I have one example from packed_simd
, where I want to implement vertical (lane-wise) division for packed SIMD vectors (repr(simd)
). The Intel SVML (Short-Vector Math Library) exposes these with the _mm_div_ep{i,u}{lane_bitwidth}
APIs.
I've implemented two functions for integers:
impl Simd<[T; N]> where T: Signed | Unsigned {
pub fn wrapping_div(self, other: Self) -> Self {
assert!(!other.eq(Self::splat(0)).any(),
"division by zero: `{:?} / {:?}`", self, other);
unsafe { intrinsic::wrapping_div(self, other) }
}
}
This first function, wrapping_div
, panics if any of the lanes of the denominator is zero, and is therefore safe. For those users that know that none of the lanes of the denominator is zero, I also implemented:
impl Simd<[T; N]> where T: Signed | Unsigned {
/// ... Safety: if any of the lanes of other is zero, the behavior is undefined.
pub unsafe fn wrapping_div_unchecked(self, other: Self) -> Self {
// debug_assert!(!other.eq(Self::splat(0)).any(),
// "division by zero: `{:?} / {:?}`", self, other);
unsafe { intrinsic::wrapping_div(self, other) }
}
}
When operating on SIMD vectors it is, however, very common to only care about some lanes of the result:
let a: Simd<[i32; 4]>;
let c = unsafe { a.wrapping_div_unchecked(b) };
let d = shuffle!(c, [0, 1]); // extract lanes 0 and 1
// drop(c); // the result of lanes 2 and 3 is never used
So it would be nice if instead of saying that calling wrapping_div_unchecked
with a denominator containing a zero lane is undefined behavior, I could say something else to support this idiom.
Would supporting uninitialized bits in integers help here? That depends on whether dividing by zero returns uninitialized
or something else (see below for a hint on what this should return).
A different way of improving this API would be to change the signature of the method to:
pub fn wrapping_div_unchecked(a: Simd<[T; N]>, b: Simd<[T; N]>)

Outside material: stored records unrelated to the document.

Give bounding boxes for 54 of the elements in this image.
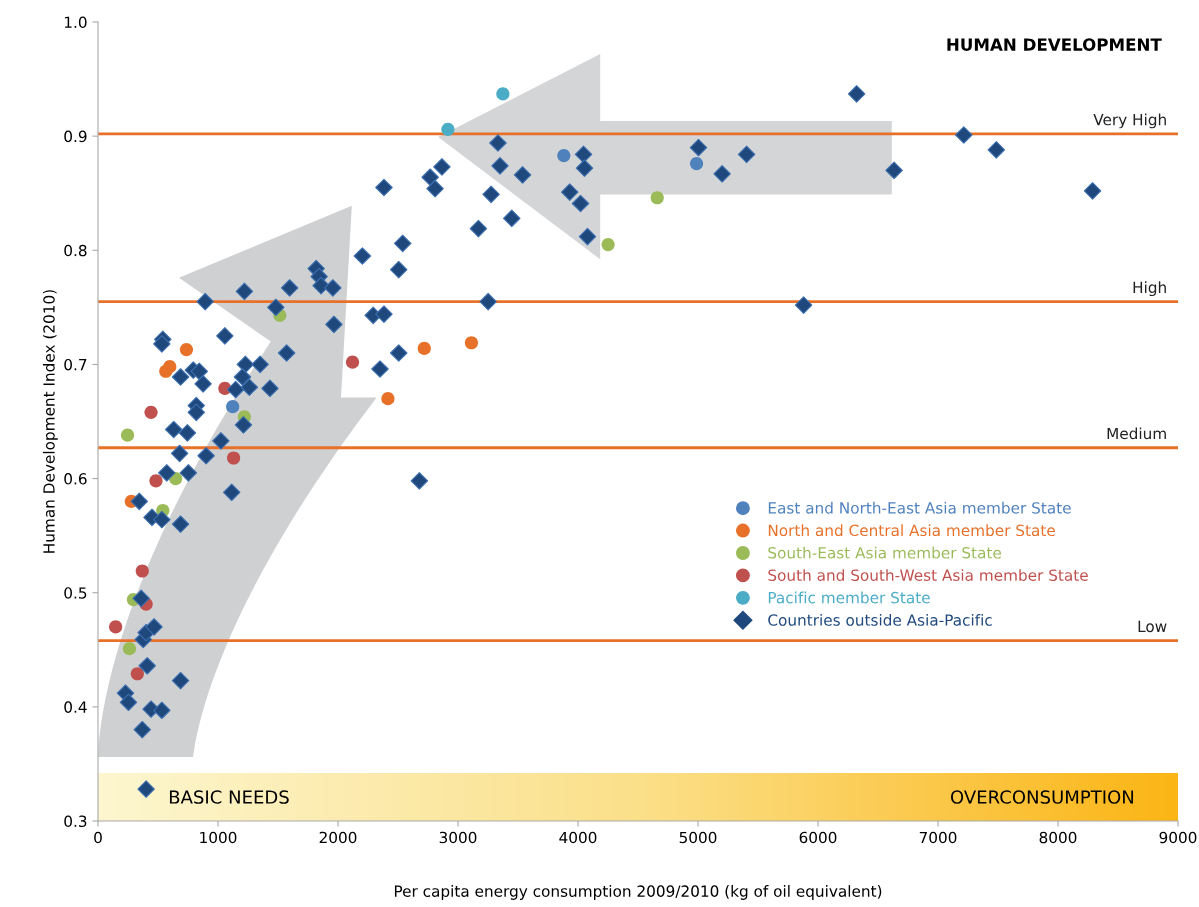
legend-label: South and South-West Asia member State xyxy=(768,569,1088,581)
legend-label: North and Central Asia member State xyxy=(768,524,1055,537)
ref-line-label: High xyxy=(1133,281,1166,297)
point xyxy=(227,451,241,465)
x-tick-label: 1000 xyxy=(200,831,237,844)
x-axis-title: Per capita energy consumption 2009/2010 (kg of oil equivalent) xyxy=(394,885,882,900)
point xyxy=(144,405,158,419)
y-tick-label: 0.4 xyxy=(64,701,87,713)
x-tick-label: 7000 xyxy=(919,831,957,844)
point xyxy=(464,336,479,350)
x-tick-label: 9000 xyxy=(1159,831,1197,844)
ref-line-label: Very High xyxy=(1093,113,1166,129)
point xyxy=(122,642,137,656)
x-tick-label: 4000 xyxy=(559,831,597,844)
point xyxy=(441,122,455,136)
y-axis-title: Human Development Index (2010) xyxy=(42,290,58,553)
legend-label: East and North-East Asia member State xyxy=(768,501,1071,514)
point xyxy=(381,392,395,406)
point xyxy=(130,667,144,681)
y-tick-label: 1.0 xyxy=(64,16,87,29)
point xyxy=(689,156,704,171)
y-tick-label: 0.3 xyxy=(64,815,87,828)
x-tick-label: 2000 xyxy=(319,831,357,844)
x-tick-label: 6000 xyxy=(799,831,837,844)
annotation: HUMAN DEVELOPMENT xyxy=(947,38,1162,51)
legend-label: Pacific member State xyxy=(768,591,930,604)
x-tick-label: 3000 xyxy=(439,831,477,844)
point xyxy=(149,474,163,488)
point xyxy=(417,341,431,356)
y-tick-label: 0.8 xyxy=(64,244,87,257)
point xyxy=(135,564,149,578)
point xyxy=(345,355,360,369)
y-tick-label: 0.5 xyxy=(64,587,87,599)
point xyxy=(163,360,177,374)
legend-label: South-East Asia member State xyxy=(768,546,1001,559)
point xyxy=(120,428,135,442)
y-tick-label: 0.6 xyxy=(64,473,87,485)
x-tick-label: 0 xyxy=(94,831,102,844)
annotation: BASIC NEEDS xyxy=(169,790,289,804)
point xyxy=(179,343,194,357)
point xyxy=(650,191,664,205)
annotation: OVERCONSUMPTION xyxy=(950,790,1134,804)
point xyxy=(601,237,615,252)
legend-label: Countries outside Asia-Pacific xyxy=(768,613,992,626)
x-tick-label: 5000 xyxy=(679,831,717,844)
y-tick-label: 0.7 xyxy=(64,358,87,371)
x-tick-label: 8000 xyxy=(1039,831,1077,844)
y-tick-label: 0.9 xyxy=(64,130,87,143)
point xyxy=(557,148,571,163)
ref-line-label: Medium xyxy=(1107,427,1166,440)
point xyxy=(109,620,123,634)
point xyxy=(226,400,240,414)
ref-line-label: Low xyxy=(1138,620,1167,633)
point xyxy=(496,87,510,101)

-> Simd<[MaybeUninit<T>; N]>;
The user could then write:
let a: Simd<[i32; 4]>;
let c = a.wrapping_div_unchecked(b);
let d: Simd<[i32; 2]> = unsafe { shuffle!(c, [0, 1]).into_inner() }; // extract lanes 0 and 1
let e: MaybeUninit<i32> = c.extract(2);
let f: i32 = unsafe { e.into_inner() }; // UB?
As shown in steps e
and f
, the answer to what should dividing by zero returns has to be uninitialized
, because otherwise step f
wouldn't be UB.
With my packed_simd
hat on, adding support for packed SIMD vectors of MaybeUninit<T>
is going to be a true PITA to implement.
Yet the API using MaybeUninit
looks way clearer to me because it puts the unsafe
block in the operation that is actually undefined behavior (reading a value that results from a division by zero) instead of in the actual division.